In November the Council voted unanimously to approve this project just north of the city at the south end of Las Trampas Ridge, in an area designated as
the Northwest Specific Plan. Councilmembers justified the vote on the grounds of providing affordable housing and controlling growth - laudable goals for a
local government that has previously fallen short in both areas - but in fact the project approval violates the city's Save Our Hills initiative, Ordinance 197, adopted in
1990, and goes against the strongly expressed will of the community.
At the center of the dispute is the San Ramon General Plan. The plan is quite explicit in its strict adherence to Ordinance 197 - referencing it more than 25
times - but the city has decided to interpret the plan in a way that overrides the ordinance.
Ordinance 197 prohibits development on major and minor ridgelines, sets allowable building densities based on slope percentages, and prohibits development
near creeks. It allows for certain exceptions subject to
approval by the voters. The city, however, has approved Faria without the required vote.
The decision includes several other evasions of the General Plan. The plan requires that a developer on this scale must set aside an area of 15 - 20 acres for
a school. Somehow, however, over the five years that the city has been considering Faria, the "school" has morphed into an "education facility", which could
be a mere "outreach center" of undetermined nature, and the 15 - 20 acres has shrunk to less than 2-1/2. The General Plan goes to great lengths to define the
need for a community park in that area and the minimum size required to meet the needs of the surrounding population - but then the approved project allows for a
park only large enough to meet the needs just of the development.

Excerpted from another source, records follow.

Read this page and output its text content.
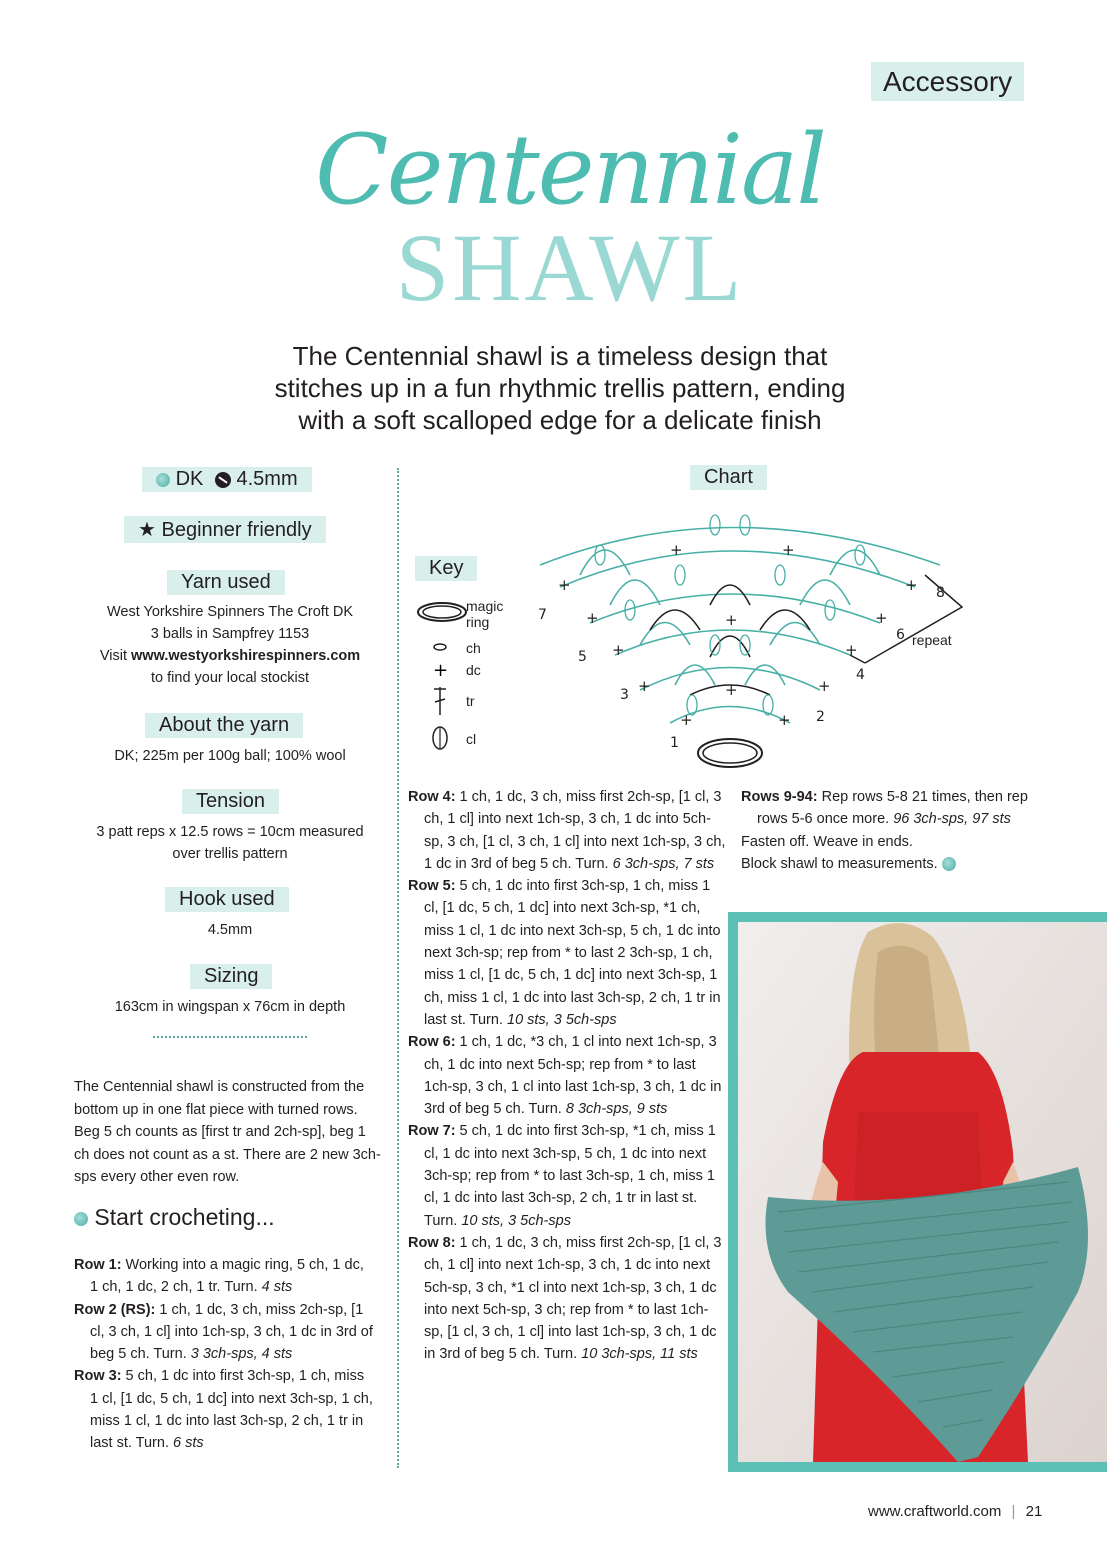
Accessory
Centennial
SHAWL
The Centennial shawl is a timeless design that
stitches up in a fun rhythmic trellis pattern, ending
with a soft scalloped edge for a delicate finish
DK 4.5mm
★ Beginner friendly
Yarn used
West Yorkshire Spinners The Croft DK
3 balls in Sampfrey 1153
Visit www.westyorkshirespinners.com
to find your local stockist
About the yarn
DK; 225m per 100g ball; 100% wool
Tension
3 patt reps x 12.5 rows = 10cm measured
over trellis pattern
Hook used
4.5mm
Sizing
163cm in wingspan x 76cm in depth
The Centennial shawl is constructed from the bottom up in one flat piece with turned rows. Beg 5 ch counts as [first tr and 2ch-sp], beg 1 ch does not count as a st. There are 2 new 3ch-sps every other even row.
Start crocheting...

Row 1: Working into a magic ring, 5 ch, 1 dc, 1 ch, 1 dc, 2 ch, 1 tr. Turn. 4 sts

Row 2 (RS): 1 ch, 1 dc, 3 ch, miss 2ch-sp, [1 cl, 3 ch, 1 cl] into 1ch-sp, 3 ch, 1 dc in 3rd of beg 5 ch. Turn. 3 3ch-sps, 4 sts

Row 3: 5 ch, 1 dc into first 3ch-sp, 1 ch, miss 1 cl, [1 dc, 5 ch, 1 dc] into next 3ch-sp, 1 ch, miss 1 cl, 1 dc into last 3ch-sp, 2 ch, 1 tr in last st. Turn. 6 sts

Chart
Key
+
magic ring
ch
dc
tr
cl
+	+
+	+
+
+	+
+	+
+
+	+
+	+
1
2
3
4
5
6
7
8
repeat

Row 4: 1 ch, 1 dc, 3 ch, miss first 2ch-sp, [1 cl, 3 ch, 1 cl] into next 1ch-sp, 3 ch, 1 dc into 5ch-sp, 3 ch, [1 cl, 3 ch, 1 cl] into next 1ch-sp, 3 ch, 1 dc in 3rd of beg 5 ch. Turn. 6 3ch-sps, 7 sts

Row 5: 5 ch, 1 dc into first 3ch-sp, 1 ch, miss 1 cl, [1 dc, 5 ch, 1 dc] into next 3ch-sp, *1 ch, miss 1 cl, 1 dc into next 3ch-sp, 5 ch, 1 dc into next 3ch-sp; rep from * to last 2 3ch-sp, 1 ch, miss 1 cl, [1 dc, 5 ch, 1 dc] into next 3ch-sp, 1 ch, miss 1 cl, 1 dc into last 3ch-sp, 2 ch, 1 tr in last st. Turn. 10 sts, 3 5ch-sps

Row 6: 1 ch, 1 dc, *3 ch, 1 cl into next 1ch-sp, 3 ch, 1 dc into next 5ch-sp; rep from * to last 1ch-sp, 3 ch, 1 cl into last 1ch-sp, 3 ch, 1 dc in 3rd of beg 5 ch. Turn. 8 3ch-sps, 9 sts

Row 7: 5 ch, 1 dc into first 3ch-sp, *1 ch, miss 1 cl, 1 dc into next 3ch-sp, 5 ch, 1 dc into next 3ch-sp; rep from * to last 3ch-sp, 1 ch, miss 1 cl, 1 dc into last 3ch-sp, 2 ch, 1 tr in last st. Turn. 10 sts, 3 5ch-sps

Row 8: 1 ch, 1 dc, 3 ch, miss first 2ch-sp, [1 cl, 3 ch, 1 cl] into next 1ch-sp, 3 ch, 1 dc into next 5ch-sp, 3 ch, *1 cl into next 1ch-sp, 3 ch, 1 dc into next 5ch-sp, 3 ch; rep from * to last 1ch-sp, [1 cl, 3 ch, 1 cl] into last 1ch-sp, 3 ch, 1 dc in 3rd of beg 5 ch. Turn. 10 3ch-sps, 11 sts

Rows 9-94: Rep rows 5-8 21 times, then rep rows 5-6 once more. 96 3ch-sps, 97 sts

Fasten off. Weave in ends.

Block shawl to measurements.

www.craftworld.com | 21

The draft Environmental Impact Report indicated several air-quality issues that would be above allowable limits and could not be mitigated, but somehow,
miraculously, in the final EIR those unmitigable issues were now deemed acceptable, even though no variables had changed. It's OK - air quality will be unhealthy less
than 50% of the time!
Traffic? Clearly not a problem - based on data from 1992.
According to Ordinance 197, development densities are limited on steep slopes - but the city is allowing for the ridgelines to be graded
before the slope percentages are measured.
In filing suit, the Sierra Club is looking to preserve these ridgelines, protect views, and prevent a riparian corridor from being filled in and artificially moved. Just
as importantly, the Club is looking to protect the integrity and authority of a local ordinance meant to preserve San Ramon's natural resources for generations to come,
and to protect the rights of the citizens by upholding their voter-approved General Plan.
The people of San Ramon deserve better than they are getting, and the Sierra Club is showing that it is willing to fight for them, to stand up and do what's right.